The phone company has acknowledged the errors but is mystified by their cause.

"We understand they're having a problem, and it's been going on for quite a while," said BellSouth Advertising & Publishing Corp. spokeswoman Lynn Bress. "We apologize to our customers for the inconvenience."

The Sickle Cell Foundation's phone woes are just one BellSouth blunder.

The White Pages omitted 5,000 Trussville listings. To correct the error, BellSouth began distributing a 24-page supplement to its 475,000 Birmingham-area customers Friday.

WinsLoew Furniture in Hoover sued BellSouth in Jefferson County Circuit Court after the version of the Yellow Pages in over-the-mountain cities such as Hoover and Vestavia Hills listed its advertisement under "massages."

That same Yellow Pages contains a page 2 display ad - under the bold heading "We Want Your Business!!!" - listing three help numbers.
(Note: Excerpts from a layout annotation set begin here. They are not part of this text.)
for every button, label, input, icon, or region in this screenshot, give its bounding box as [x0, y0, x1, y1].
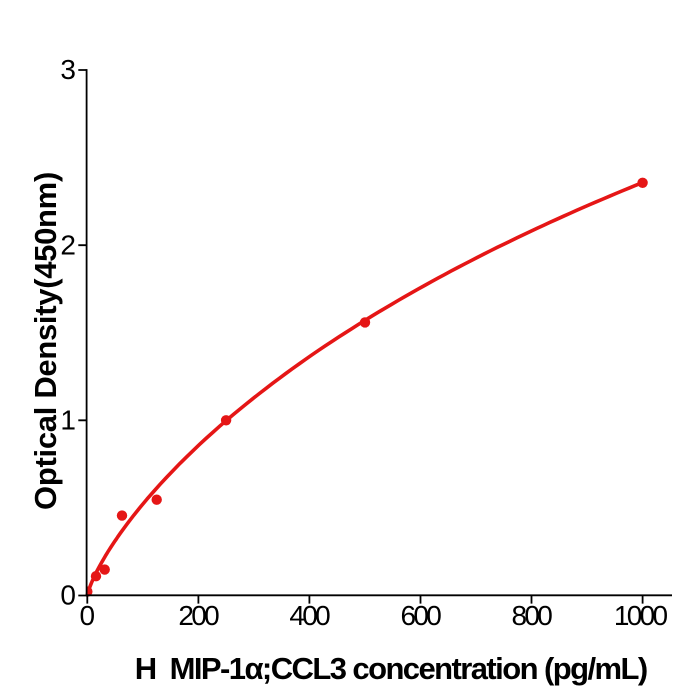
- svg-text:H MIP-1α;CCL3 concentration (: H MIP-1α;CCL3 concentration (pg/mL): [135, 651, 647, 686]
- svg-text:Optical Density(450nm): Optical Density(450nm): [28, 172, 63, 510]
- svg-text:400: 400: [289, 600, 330, 631]
- svg-text:3: 3: [60, 54, 76, 85]
- svg-text:1: 1: [60, 405, 76, 436]
- svg-text:600: 600: [400, 600, 441, 631]
- svg-text:0: 0: [60, 580, 76, 611]
- svg-text:800: 800: [511, 600, 552, 631]
- svg-text:0: 0: [80, 600, 96, 631]
- svg-text:1000: 1000: [614, 600, 668, 631]
- svg-text:200: 200: [178, 600, 219, 631]
- svg-text:2: 2: [60, 229, 76, 260]
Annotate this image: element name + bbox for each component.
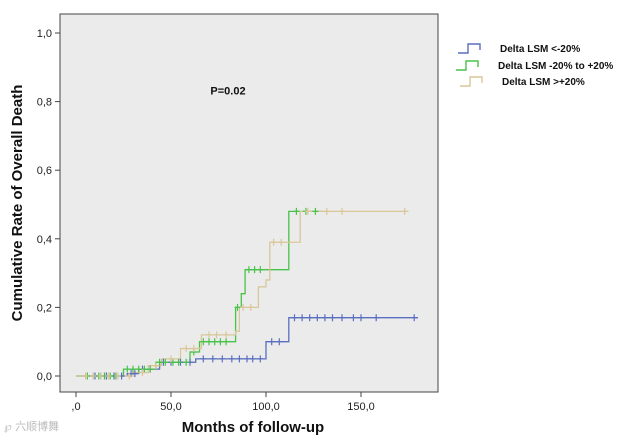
x-axis-title: Months of follow-up bbox=[182, 419, 324, 436]
y-tick-label: 0,8 bbox=[37, 97, 52, 109]
x-tick-label: 50,0 bbox=[160, 401, 181, 413]
y-tick-label: 0,4 bbox=[37, 234, 52, 246]
legend-label-1: Delta LSM <-20% bbox=[500, 44, 580, 55]
y-axis-title: Cumulative Rate of Overall Death bbox=[9, 85, 26, 322]
legend-label-2: Delta LSM -20% to +20% bbox=[498, 61, 613, 72]
legend-swatch-1 bbox=[458, 44, 480, 53]
y-tick-label: 1,0 bbox=[37, 28, 52, 40]
legend: Delta LSM <-20% Delta LSM -20% to +20% Del… bbox=[456, 44, 613, 88]
x-tick-label: 150,0 bbox=[347, 401, 375, 413]
km-chart: 0,0 0,2 0,4 0,6 0,8 1,0 ,0 50,0 100,0 150,0 Month… bbox=[0, 0, 631, 439]
y-tick-label: 0,6 bbox=[37, 165, 52, 177]
watermark-text: ℘ 六顺博舞 bbox=[4, 420, 59, 433]
p-value-annotation: P=0.02 bbox=[210, 86, 245, 98]
y-tick-label: 0,2 bbox=[37, 302, 52, 314]
legend-label-3: Delta LSM >+20% bbox=[502, 77, 585, 88]
legend-swatch-2 bbox=[456, 61, 478, 70]
x-tick-label: ,0 bbox=[71, 401, 80, 413]
y-tick-label: 0,0 bbox=[37, 371, 52, 383]
plot-area bbox=[60, 14, 438, 392]
legend-swatch-3 bbox=[460, 77, 482, 86]
x-tick-label: 100,0 bbox=[252, 401, 280, 413]
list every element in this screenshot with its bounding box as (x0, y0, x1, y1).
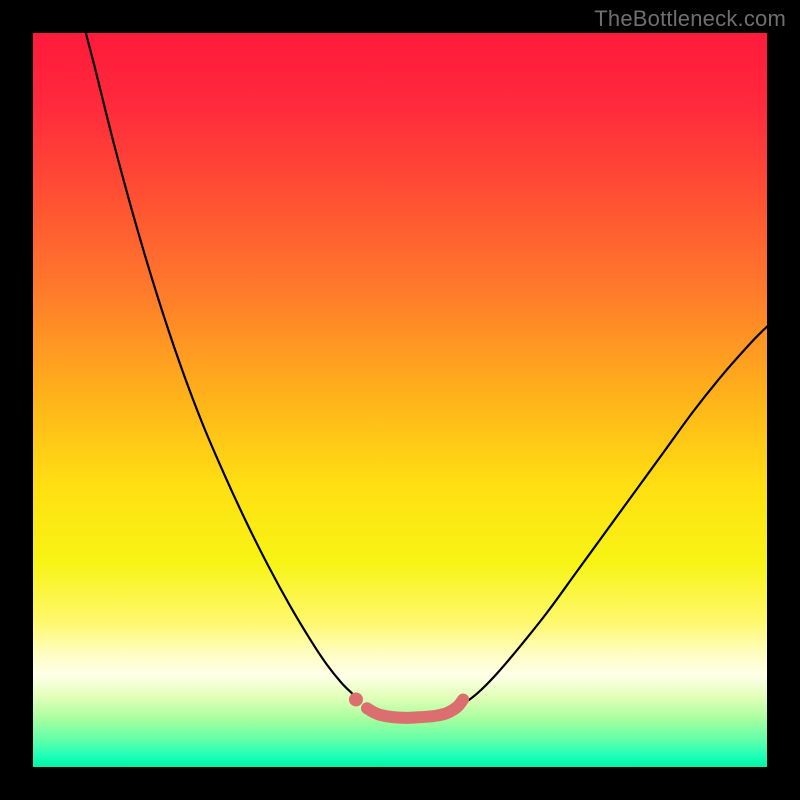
chart-outer-border (0, 0, 800, 800)
chart-plot-area (33, 33, 767, 767)
sweet-spot-marker-dot (349, 692, 363, 706)
bottleneck-chart-frame: TheBottleneck.com (0, 0, 800, 800)
watermark-text: TheBottleneck.com (594, 6, 786, 32)
chart-svg (33, 33, 767, 767)
gradient-background (33, 33, 767, 767)
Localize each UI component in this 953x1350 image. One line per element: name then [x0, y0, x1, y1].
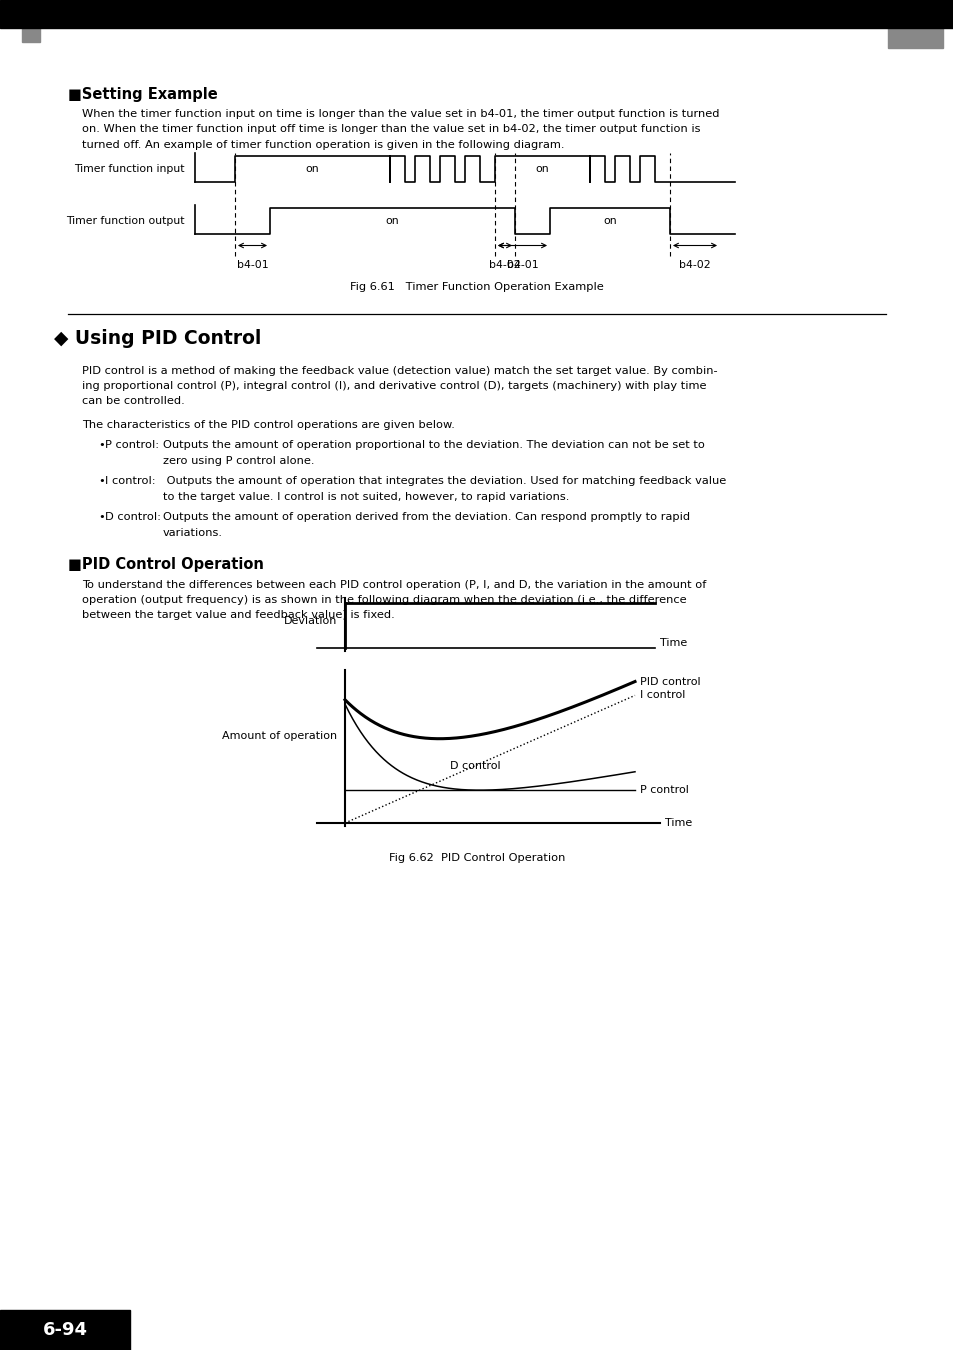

The first, for residences, lists the Sickle Cell Foundation's phone number. The second, for businesses, actually is an entertainment business.

The third number belongs to Alma P. Bell of Rising-West Princeton, who has received BellSouth customer calls for three to four years. The calls tailed off before resuming last month.

"Since the new directories were out," she said. "It has started."

BellSouth has offered to change her number, and she's considering taking up the offer.

Ms. Bress said the phone company is investigating the reason for the error-plagued month. BellSouth is tackling all the wrong numbers, checking phone routing procedures and examining phone books for errors, she said. And BellSouth detailed a live operator to answer the foundation's phone line to assess whether calls are for BellSouth or the agency.

By Friday afternoon, Mrs. Smith had answered yet more BellSouth calls - but these were from technicians attempting to fix the problem.

"Oh, they've been working feverishly," Mrs. Smith said.